Prevailing Wage Expansion Advances With Key Questions Unanswered

Trade unions strongly support extending higher-wage requirements to off-site fabrication, but lawmakers—and legislative lawyers—don’t know whether or how the state would enforce the proposed law.

Apartment construction on Northeast 21st Avenue. (Brian Burk)

This story was produced by the Oregon Journalism Project, a nonprofit newsroom covering the state.

A bill that would expand the scope of Oregon’s prevailing wage law is moving toward a floor vote with key questions unanswered.

That matters because the expansion could impact just about every public works project in Oregon, from roads and sewers to schools—both renovations and new construction.

House Bill 2688 “applies the prevailing rate of wage to certain off-site bespoke work fabricated, preconstructed, assembled or constructed in accordance with specifications for a particular public works,” according to the official bill summary.

Oregon’s prevailing wage law dates to 1959 and is meant to ensure that contractors pay a fair wage on projects that are either contracted by public agencies or use more than $750,000 in public money. Historically, prevailing wage laws apply to labor performed at the job site—a road, sewer line or school building, for example.

HB 2688 extends the scope of the law to cover fabrication of components of the construction projects custom-made off-site—regardless of where in the U.S. or overseas the work gets done.

The bill is a top priority for the state’s trade unions, whose members fear losing work on public projects if components of the project are outsourced. Numerous union representatives urged passage of the bill in public testimony earlier this session.

“Studies show that every hour worked in a prefabrication shop is equivalent to over three hours of on-site work,” Marshall McGrady, political director of the International Brotherhood of Electrical Workers Local 48, testified. “Although work done in a prefabrication shop is highly efficient, this work is the exact same work that takes place on the jobsite and would take place on the jobsite if the contractor chose to not utilize prefabrication. This work should not be excluded from prevailing wage.”

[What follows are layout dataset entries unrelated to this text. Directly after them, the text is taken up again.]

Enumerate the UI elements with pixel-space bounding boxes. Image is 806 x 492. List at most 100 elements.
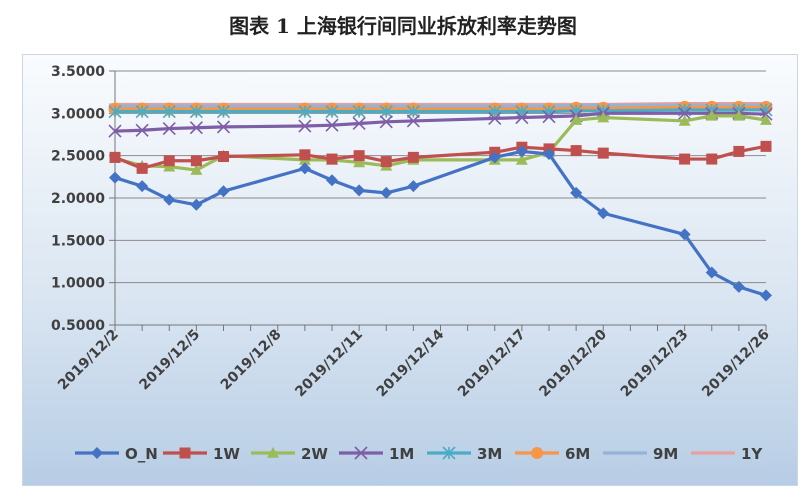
legend-item: 9M (603, 445, 678, 463)
y-tick-label: 2.0000 (51, 191, 105, 207)
data-point (353, 150, 365, 162)
axes (109, 70, 767, 331)
data-point (135, 123, 149, 137)
x-tick-label: 2019/12/26 (699, 327, 773, 401)
data-point (679, 153, 691, 165)
data-point (760, 140, 772, 152)
legend-item: 1M (339, 445, 414, 463)
data-point (760, 289, 772, 302)
data-point (217, 185, 230, 198)
data-point (407, 180, 420, 193)
data-point (705, 109, 718, 121)
legend-item: 3M (427, 445, 502, 463)
data-point (542, 110, 556, 124)
legend-label: 9M (653, 445, 678, 463)
data-point (136, 162, 148, 174)
data-point (190, 198, 203, 211)
data-point (570, 145, 582, 157)
data-point (190, 164, 203, 175)
y-tick-label: 3.0000 (51, 106, 105, 122)
legend-item: 2W (251, 445, 328, 463)
data-point (135, 105, 149, 119)
x-tick-label: 2019/12/14 (374, 326, 448, 400)
x-tick-label: 2019/12/5 (136, 327, 203, 394)
data-point (190, 155, 202, 167)
legend-item: 1W (163, 445, 240, 463)
legend-item: O_N (75, 445, 158, 463)
data-point (352, 105, 366, 119)
x-tick-label: 2019/12/8 (218, 327, 285, 394)
data-point (216, 120, 231, 134)
data-point (678, 106, 692, 120)
data-point (326, 174, 338, 187)
data-point (570, 186, 583, 199)
data-point (109, 171, 121, 184)
data-point (515, 105, 529, 119)
x-tick-label: 2019/12/17 (455, 327, 529, 401)
data-point (706, 153, 718, 165)
series-line (114, 149, 767, 297)
data-point (380, 156, 392, 168)
data-point (515, 145, 528, 158)
legend-marker (267, 447, 279, 458)
data-point (705, 266, 718, 279)
legend-item: 1Y (691, 445, 763, 463)
series-1m (108, 106, 773, 138)
y-tick-label: 0.5000 (51, 318, 105, 334)
series-o-n (109, 145, 772, 302)
data-point (760, 114, 772, 125)
data-point (732, 280, 745, 293)
data-point (163, 193, 176, 206)
data-point (353, 184, 366, 197)
data-point (733, 145, 745, 157)
x-tick-label: 2019/12/20 (536, 326, 610, 400)
data-point (298, 119, 312, 133)
y-tick-label: 1.0000 (51, 276, 105, 292)
data-point (108, 105, 122, 119)
data-point (732, 109, 745, 121)
data-point (597, 111, 610, 123)
data-point (515, 153, 528, 165)
y-tick-label: 3.5000 (51, 64, 105, 80)
legend-marker (707, 451, 719, 455)
legend-item: 6M (515, 445, 590, 463)
legend-marker (354, 446, 368, 460)
data-point (678, 228, 691, 241)
data-point (379, 105, 393, 119)
legend-marker (619, 451, 631, 455)
series-line (114, 114, 767, 172)
data-point (515, 111, 529, 125)
series-line (114, 144, 767, 170)
data-point (407, 151, 419, 163)
data-point (597, 207, 610, 220)
chart-area: 3.5000 3.0000 2.5000 2.0000 1.5000 1.0000 0.50… (22, 54, 798, 486)
series-1w (109, 140, 772, 174)
x-tick-label: 2019/12/2 (55, 327, 122, 394)
series-lines (108, 100, 773, 302)
data-point (298, 162, 311, 175)
data-point (597, 147, 609, 159)
data-point (108, 124, 122, 138)
legend-marker (442, 446, 456, 460)
y-tick-label: 2.5000 (51, 149, 105, 165)
data-point (406, 114, 420, 128)
legend-label: 1Y (741, 445, 763, 463)
x-tick-label: 2019/12/23 (618, 327, 692, 401)
legend-marker (531, 447, 543, 459)
data-point (326, 153, 338, 165)
data-point (488, 151, 501, 164)
legend-label: 2W (301, 445, 328, 463)
data-point (162, 105, 176, 119)
data-point (162, 122, 176, 136)
data-point (380, 186, 393, 199)
data-point (488, 111, 502, 125)
y-tick-label: 1.5000 (51, 233, 105, 249)
x-tick-label: 2019/12/11 (292, 327, 366, 401)
data-point (379, 115, 393, 129)
data-point (488, 105, 502, 119)
legend-label: 6M (565, 445, 590, 463)
legend-label: 1M (389, 445, 414, 463)
data-point (163, 155, 175, 167)
data-point (189, 105, 203, 119)
legend-label: 3M (477, 445, 502, 463)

The League of Oregon Cities, the Association of Oregon Counties, and other public sector groups are part of a coalition opposing the bill.

They argue that by expanding prevailing wage to off-site fabrication of HVAC systems, pumps for sewage plants, mechanical systems, plumbing systems and other components of construction projects, the bill increases cost and uncertainty at a time when public agencies are facing vast costs for infrastructure and maintenance.

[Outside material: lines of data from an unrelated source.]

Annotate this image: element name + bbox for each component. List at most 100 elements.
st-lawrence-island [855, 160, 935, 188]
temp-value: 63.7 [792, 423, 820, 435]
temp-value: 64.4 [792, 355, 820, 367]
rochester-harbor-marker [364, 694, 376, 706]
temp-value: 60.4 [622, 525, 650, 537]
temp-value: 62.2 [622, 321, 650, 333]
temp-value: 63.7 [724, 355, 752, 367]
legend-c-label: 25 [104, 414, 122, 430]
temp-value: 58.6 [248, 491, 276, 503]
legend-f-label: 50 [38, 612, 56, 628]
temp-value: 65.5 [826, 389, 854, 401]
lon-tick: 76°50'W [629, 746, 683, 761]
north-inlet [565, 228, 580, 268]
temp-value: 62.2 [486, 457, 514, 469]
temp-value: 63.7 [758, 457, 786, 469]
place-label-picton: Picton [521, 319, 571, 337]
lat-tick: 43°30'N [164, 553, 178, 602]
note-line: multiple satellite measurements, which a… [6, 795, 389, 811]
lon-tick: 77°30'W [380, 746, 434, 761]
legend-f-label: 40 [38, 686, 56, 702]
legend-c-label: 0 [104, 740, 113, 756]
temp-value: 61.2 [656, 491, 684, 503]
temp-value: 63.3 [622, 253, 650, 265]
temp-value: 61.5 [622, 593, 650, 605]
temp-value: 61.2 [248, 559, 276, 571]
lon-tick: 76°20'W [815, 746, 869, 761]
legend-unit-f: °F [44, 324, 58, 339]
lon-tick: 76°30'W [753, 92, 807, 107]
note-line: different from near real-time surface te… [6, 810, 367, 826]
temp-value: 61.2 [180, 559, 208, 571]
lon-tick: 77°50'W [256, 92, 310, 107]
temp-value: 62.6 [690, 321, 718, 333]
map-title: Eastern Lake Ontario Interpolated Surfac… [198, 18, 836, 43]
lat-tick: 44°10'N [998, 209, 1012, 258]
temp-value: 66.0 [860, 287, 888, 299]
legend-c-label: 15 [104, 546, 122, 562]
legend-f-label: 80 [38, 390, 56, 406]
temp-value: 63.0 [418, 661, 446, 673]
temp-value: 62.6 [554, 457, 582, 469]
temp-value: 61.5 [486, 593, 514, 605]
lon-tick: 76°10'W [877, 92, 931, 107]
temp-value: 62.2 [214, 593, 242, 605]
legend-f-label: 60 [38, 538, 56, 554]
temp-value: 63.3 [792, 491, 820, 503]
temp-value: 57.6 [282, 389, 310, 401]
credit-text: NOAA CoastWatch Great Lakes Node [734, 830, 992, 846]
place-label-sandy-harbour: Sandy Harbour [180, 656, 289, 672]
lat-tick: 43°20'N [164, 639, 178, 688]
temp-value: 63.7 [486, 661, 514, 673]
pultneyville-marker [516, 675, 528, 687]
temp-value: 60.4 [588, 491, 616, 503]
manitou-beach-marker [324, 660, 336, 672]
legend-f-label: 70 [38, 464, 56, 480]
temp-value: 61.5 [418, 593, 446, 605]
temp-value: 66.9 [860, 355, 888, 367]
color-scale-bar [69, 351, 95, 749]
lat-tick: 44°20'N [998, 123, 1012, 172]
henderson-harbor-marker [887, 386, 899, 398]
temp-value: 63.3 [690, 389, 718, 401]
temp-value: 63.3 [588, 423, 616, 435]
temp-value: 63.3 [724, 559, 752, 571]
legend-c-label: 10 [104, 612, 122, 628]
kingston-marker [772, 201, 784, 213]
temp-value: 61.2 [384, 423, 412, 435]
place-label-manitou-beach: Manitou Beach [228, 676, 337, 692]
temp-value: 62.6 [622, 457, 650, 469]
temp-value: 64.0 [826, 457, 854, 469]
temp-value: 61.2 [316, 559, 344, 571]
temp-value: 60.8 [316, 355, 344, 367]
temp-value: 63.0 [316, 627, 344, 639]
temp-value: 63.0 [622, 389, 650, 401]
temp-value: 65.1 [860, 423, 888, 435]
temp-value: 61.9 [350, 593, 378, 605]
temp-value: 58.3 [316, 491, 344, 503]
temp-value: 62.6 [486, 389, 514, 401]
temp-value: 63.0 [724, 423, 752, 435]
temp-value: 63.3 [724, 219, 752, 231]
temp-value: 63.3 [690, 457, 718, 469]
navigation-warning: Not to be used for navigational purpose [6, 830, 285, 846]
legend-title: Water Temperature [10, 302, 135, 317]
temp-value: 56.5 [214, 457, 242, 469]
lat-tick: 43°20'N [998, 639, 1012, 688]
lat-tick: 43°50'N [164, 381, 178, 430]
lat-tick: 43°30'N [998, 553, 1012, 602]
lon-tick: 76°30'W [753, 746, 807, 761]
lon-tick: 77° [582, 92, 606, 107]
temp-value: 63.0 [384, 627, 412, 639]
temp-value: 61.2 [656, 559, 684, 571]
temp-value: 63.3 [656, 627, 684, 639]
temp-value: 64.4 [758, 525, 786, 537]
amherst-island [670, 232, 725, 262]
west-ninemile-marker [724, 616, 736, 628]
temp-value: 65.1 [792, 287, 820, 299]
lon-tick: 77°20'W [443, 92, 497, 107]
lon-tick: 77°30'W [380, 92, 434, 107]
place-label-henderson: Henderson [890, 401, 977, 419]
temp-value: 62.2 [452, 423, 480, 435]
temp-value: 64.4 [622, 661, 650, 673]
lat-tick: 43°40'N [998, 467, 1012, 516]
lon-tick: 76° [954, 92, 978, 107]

“We are concerned that applying prevailing wage rates across such a wide range of essential purchases will increase costs and complexity so significantly that it may delay, postpone or cancel road maintenance and safety improvement projects,” Mallorie Roberts of AOC testified.

The bill would require contractors to pay prevailing wages (i.e. union wages) for “bespoke” work. In normal parlance, “bespoke” means custom, but the term is not defined in the bill.

Scott Winkels, a lobbyist for the LOC, says the failure to define such a key term is a mistake.

“If the bill passes, that lack of clarity about what ‘bespoke’ means is likely to lead to bid protests and perhaps litigation,” Winkels says. “Neither makes for building things faster or more cheaply.”

A June 20 work session on the bill before the Joint Ways and Means Committee highlighted some of the other uncertainties.

State Rep. Mark Owens (R-Crane) asked senior deputy legislative counsel Sean Brennan to help the committee understand how the bill would work. In the case that an Oregon contractor purchased “bespoke” equipment fabricated in another state or country, Owens asked, whose pay scale would govern?

“That is a potential difficulty in the sense that we aren’t sure which prevailing wage would apply,” Brennan replied. The legislative lawyer, whose office drafted the bill, repeated some variation of that answer in response to a series of Owens’ questions.

Brennan added that Oregon Commissioner of Labor and Industries Christina Stephenson is responsible for determining a prevailing wage for localities within Oregon. But there’s no directive in the bill for what happens for fabrication outside Oregon.

“There’s a lot of ambiguity in this new standard,” Owens said after Brennan’s repeated admissions that the bill was silent on key points. “We don’t have clear definitions even from legislative counsel. If we don’t know what the rules and policies are, how do we know what costs are going to be?”

While local governments are worried about the billions of dollars’ worth of future projects that could become more expensive if the bill passes, Associated General Contractors, Oregon-Columbia Chapter worries that the lack of clarity in the bill could put its members at a competitive disadvantage.

That’s because Oregon public contracting law requires public agencies to award contracts to the lowest bidder. Out-of-state contractors might not be bound by HB 2688 but their Oregon counterparts would be.

“If BOLI is unable to enforce the requirement [of HB 2688] on out-of-state and international manufacturers, it will disadvantage Oregon manufacturers, who will be forced to pay prevailing wage when their competition is not,” says AGC counsel Kirsten Adams.

HB 2688 passed out of Ways and Means on June 20 on a near party-line vote (one Republican, Rep. Greg Smith (R-Heppner), joined Democrats in support) and is set for a vote on the House floor on June 25.

Correction: this story originally said the bill passed out of committee on a party line vote. OJP regrets the error.